I remember seeing a programme on TV quite a while back about an English couple who bought a French site with a fishing lake. 

For a reason I can't remember they had to drain the lake and refill it.

I wonder if this is the same site?

Pete


----------



## Gretchibald (Jul 22, 2011)

Sorry, maybe it was 40 lbs , but anyway there are lots of very big fish in that lake, you can see photos of them on their website and facebook page. I only managed a small bream , but then I only had some sweet corn left over from my dinner!


----------



## eurajohn (May 9, 2005)

Gretchibald said:


> Sorry, maybe it was 40 lbs , but anyway there are lots of very big fish in that lake, you can see photos of them on their website and facebook page. I only managed a small bream , but then I only had some sweet corn left over from my dinner!


No problem and no need to apologise.
I own a lake in France which is a Carp venue so know about Carp.
The Marcodebignac camp site was not being marketed as a fishing venue when I visited, although they were showing a few pictures, which was why I gave it a try.
The picture added is not me but is one of my fish that the lucky customer has just caught from our lake.
.


----------



## brillopad (Mar 4, 2008)

peejay said:


> I remember seeing a programme on TV quite a while back about an English couple who bought a French site with a fishing lake.
> 
> For a reason I can't remember they had to drain the lake and refill it.
> 
> ...


It was a builder Bloke from Banstead very hard working ,I don't think it was a campsite just a fishing lake, not sure but I think that they bought the place and never had fishing rights too it


----------



## eurajohn (May 9, 2005)

That was Kevin and Carol Snuggs and the Lake was called Clearwater Lakes.
They developed it to a successful business, they sold up eventually and moved abroad I think to New Zealand.
.


----------



## Harrers (Dec 21, 2011)

I stayed on this site last year from September to November. I am not into fishing but moved next to the lake when the pitches became vacant so I had a better chance of picking up the camp's wifi from the office on the other side of the lake. The family started work on carrying out improvements as soon as the season ended. It looks from the newsletter on their website that work is progressing well.

In early November, a keen fisherman and his partner moved in next to us by the lake. His name is Simon Stuart (of http://www.guidedfishingholidays.com) and I didn't see him catch this 41lb carp at 1 am one morning but think that this is the mirror carp featured in the gallery on the camp's website.

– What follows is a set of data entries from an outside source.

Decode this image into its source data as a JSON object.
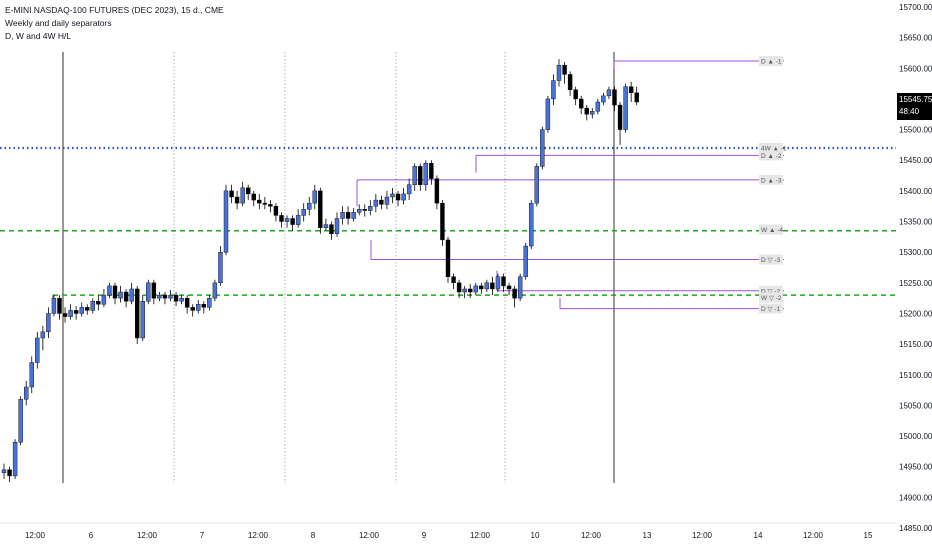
{
  "header": {
    "symbol_line": "E-MINI NASDAQ-100 FUTURES (DEC 2023), 15 ⁠d., CME",
    "indicator1": "Weekly and daily separators",
    "indicator2": "D, W and 4W H/L"
  },
  "price_badge": {
    "price": "15545.75",
    "timer": "48:40",
    "bg_color": "#000000"
  },
  "colors": {
    "up_candle": "#4a72d6",
    "down_candle": "#000000",
    "dotted_blue": "#2750d6",
    "dashed_green": "#1fa51f",
    "level_purple": "#9b4fe0",
    "separator": "#555555"
  },
  "chart_data": {
    "type": "candlestick",
    "ylim": [
      14850,
      15700
    ],
    "y_ticks": [
      "15700.00",
      "15650.00",
      "15600.00",
      "15550.00",
      "15500.00",
      "15450.00",
      "15400.00",
      "15350.00",
      "15300.00",
      "15250.00",
      "15200.00",
      "15150.00",
      "15100.00",
      "15050.00",
      "15000.00",
      "14950.00",
      "14900.00",
      "14850.00"
    ],
    "x_ticks": [
      "12:00",
      "6",
      "12:00",
      "7",
      "12:00",
      "8",
      "12:00",
      "9",
      "12:00",
      "10",
      "12:00",
      "13",
      "12:00",
      "14",
      "12:00",
      "15"
    ],
    "horizontal_lines": [
      {
        "name": "4W high",
        "price": 15470,
        "style": "dotted-blue"
      },
      {
        "name": "weekly level",
        "price": 15335,
        "style": "dashed-green"
      },
      {
        "name": "weekly level low",
        "price": 15230,
        "style": "dashed-green"
      }
    ],
    "level_labels": [
      {
        "text": "D ▲ -1",
        "price": 15612
      },
      {
        "text": "4W ▲ -1",
        "price": 15470
      },
      {
        "text": "D ▲ -2",
        "price": 15458
      },
      {
        "text": "D ▲ -3",
        "price": 15418
      },
      {
        "text": "W ▲ -4",
        "price": 15337
      },
      {
        "text": "D ▽ -3",
        "price": 15288
      },
      {
        "text": "D ▽ -2",
        "price": 15237
      },
      {
        "text": "W ▽ -2",
        "price": 15226
      },
      {
        "text": "D ▽ -1",
        "price": 15208
      }
    ],
    "candles": [
      [
        14940,
        14945,
        14930,
        14955
      ],
      [
        14945,
        14935,
        14925,
        14950
      ],
      [
        14935,
        14990,
        14930,
        14995
      ],
      [
        14990,
        15060,
        14985,
        15065
      ],
      [
        15060,
        15080,
        15050,
        15090
      ],
      [
        15080,
        15120,
        15070,
        15130
      ],
      [
        15120,
        15160,
        15110,
        15170
      ],
      [
        15160,
        15170,
        15140,
        15180
      ],
      [
        15170,
        15200,
        15160,
        15210
      ],
      [
        15200,
        15225,
        15195,
        15230
      ],
      [
        15225,
        15200,
        15190,
        15230
      ],
      [
        15200,
        15195,
        15185,
        15210
      ],
      [
        15195,
        15205,
        15190,
        15215
      ],
      [
        15205,
        15200,
        15190,
        15212
      ],
      [
        15200,
        15210,
        15195,
        15218
      ],
      [
        15210,
        15205,
        15198,
        15215
      ],
      [
        15205,
        15220,
        15200,
        15225
      ],
      [
        15220,
        15215,
        15205,
        15230
      ],
      [
        15215,
        15230,
        15210,
        15240
      ],
      [
        15230,
        15245,
        15225,
        15250
      ],
      [
        15245,
        15225,
        15215,
        15250
      ],
      [
        15225,
        15235,
        15218,
        15245
      ],
      [
        15235,
        15220,
        15210,
        15240
      ],
      [
        15220,
        15240,
        15215,
        15250
      ],
      [
        15240,
        15160,
        15150,
        15245
      ],
      [
        15160,
        15220,
        15155,
        15230
      ],
      [
        15220,
        15250,
        15215,
        15255
      ],
      [
        15250,
        15225,
        15215,
        15255
      ],
      [
        15225,
        15230,
        15220,
        15235
      ],
      [
        15230,
        15225,
        15215,
        15235
      ],
      [
        15225,
        15230,
        15220,
        15238
      ],
      [
        15230,
        15220,
        15212,
        15235
      ],
      [
        15220,
        15225,
        15215,
        15230
      ],
      [
        15225,
        15210,
        15200,
        15230
      ],
      [
        15210,
        15205,
        15195,
        15215
      ],
      [
        15205,
        15215,
        15200,
        15222
      ],
      [
        15215,
        15210,
        15200,
        15220
      ],
      [
        15210,
        15225,
        15205,
        15230
      ],
      [
        15225,
        15250,
        15220,
        15255
      ],
      [
        15250,
        15300,
        15245,
        15310
      ],
      [
        15300,
        15400,
        15295,
        15410
      ],
      [
        15400,
        15390,
        15380,
        15410
      ],
      [
        15390,
        15380,
        15370,
        15400
      ],
      [
        15380,
        15405,
        15375,
        15415
      ],
      [
        15405,
        15395,
        15385,
        15410
      ],
      [
        15395,
        15385,
        15375,
        15400
      ],
      [
        15385,
        15380,
        15370,
        15395
      ],
      [
        15380,
        15378,
        15370,
        15390
      ],
      [
        15378,
        15375,
        15365,
        15385
      ],
      [
        15375,
        15360,
        15350,
        15380
      ],
      [
        15360,
        15350,
        15340,
        15365
      ],
      [
        15350,
        15355,
        15340,
        15360
      ],
      [
        15355,
        15345,
        15335,
        15360
      ],
      [
        15345,
        15360,
        15340,
        15370
      ],
      [
        15360,
        15370,
        15350,
        15380
      ],
      [
        15370,
        15380,
        15360,
        15390
      ],
      [
        15380,
        15400,
        15370,
        15410
      ],
      [
        15400,
        15340,
        15330,
        15405
      ],
      [
        15340,
        15345,
        15335,
        15355
      ],
      [
        15345,
        15330,
        15320,
        15350
      ],
      [
        15330,
        15355,
        15325,
        15365
      ],
      [
        15355,
        15365,
        15345,
        15375
      ],
      [
        15365,
        15355,
        15345,
        15375
      ],
      [
        15355,
        15365,
        15350,
        15372
      ],
      [
        15365,
        15370,
        15360,
        15378
      ],
      [
        15370,
        15368,
        15358,
        15378
      ],
      [
        15368,
        15375,
        15360,
        15385
      ],
      [
        15375,
        15385,
        15365,
        15395
      ],
      [
        15385,
        15378,
        15370,
        15392
      ],
      [
        15378,
        15390,
        15370,
        15400
      ],
      [
        15390,
        15395,
        15380,
        15405
      ],
      [
        15395,
        15385,
        15375,
        15400
      ],
      [
        15385,
        15395,
        15378,
        15405
      ],
      [
        15395,
        15410,
        15385,
        15420
      ],
      [
        15410,
        15440,
        15400,
        15445
      ],
      [
        15440,
        15410,
        15400,
        15445
      ],
      [
        15410,
        15445,
        15400,
        15450
      ],
      [
        15445,
        15420,
        15410,
        15450
      ],
      [
        15420,
        15380,
        15370,
        15425
      ],
      [
        15380,
        15320,
        15310,
        15385
      ],
      [
        15320,
        15260,
        15250,
        15325
      ],
      [
        15260,
        15250,
        15240,
        15265
      ],
      [
        15250,
        15235,
        15225,
        15255
      ],
      [
        15235,
        15240,
        15225,
        15245
      ],
      [
        15240,
        15235,
        15225,
        15248
      ],
      [
        15235,
        15245,
        15230,
        15250
      ],
      [
        15245,
        15240,
        15232,
        15250
      ],
      [
        15240,
        15250,
        15235,
        15255
      ],
      [
        15250,
        15240,
        15230,
        15260
      ],
      [
        15240,
        15260,
        15235,
        15265
      ],
      [
        15260,
        15245,
        15235,
        15265
      ],
      [
        15245,
        15240,
        15230,
        15250
      ],
      [
        15240,
        15225,
        15210,
        15245
      ],
      [
        15225,
        15260,
        15220,
        15265
      ],
      [
        15260,
        15310,
        15255,
        15315
      ],
      [
        15310,
        15380,
        15305,
        15385
      ],
      [
        15380,
        15440,
        15375,
        15445
      ],
      [
        15440,
        15500,
        15435,
        15505
      ],
      [
        15500,
        15550,
        15495,
        15555
      ],
      [
        15550,
        15580,
        15540,
        15590
      ],
      [
        15580,
        15605,
        15570,
        15615
      ],
      [
        15605,
        15590,
        15575,
        15610
      ],
      [
        15590,
        15565,
        15555,
        15595
      ],
      [
        15565,
        15550,
        15540,
        15570
      ],
      [
        15550,
        15535,
        15525,
        15555
      ],
      [
        15535,
        15525,
        15515,
        15540
      ],
      [
        15525,
        15530,
        15518,
        15535
      ],
      [
        15530,
        15545,
        15525,
        15550
      ],
      [
        15545,
        15555,
        15540,
        15560
      ],
      [
        15555,
        15565,
        15550,
        15570
      ],
      [
        15565,
        15540,
        15530,
        15570
      ],
      [
        15540,
        15500,
        15475,
        15545
      ],
      [
        15500,
        15570,
        15495,
        15575
      ],
      [
        15570,
        15560,
        15545,
        15578
      ],
      [
        15560,
        15545,
        15540,
        15570
      ]
    ]
  }
}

He posted the picture on Fbook.

I enjoyed staying at the campsite and getting to know the area. I wouldn't say its in the middle of nowhere as Rouillac isn't far. Although there is no shop in the village you can have bread delivered to the camp and during the season there is a bar and a bistro. It's only 3 km to the next village Genac - a gentle cycle ride where there is a small spa-shop/bar/post office/cafe. Angouleme is only about 20 minutes drive. I have to declare an interest though as I am hoping to buy a small house in the village - hence my lengthy stay!


----------



## Gretchibald (Jul 22, 2011)

Yes I suppose ' the middle of nowhere' was a bit of an overstatement, it's just that the main roads to/from the place seemed pretty featureless. We wondered why the Romans built that theatre there, maybe 'cos it was the only suitable hill for miles. Strangely though , we liked the place and can imagine it would be a nice enough place to live if you could integrate with the locals, wish you good luck with your venture. ( as usual I have a video clip)


----------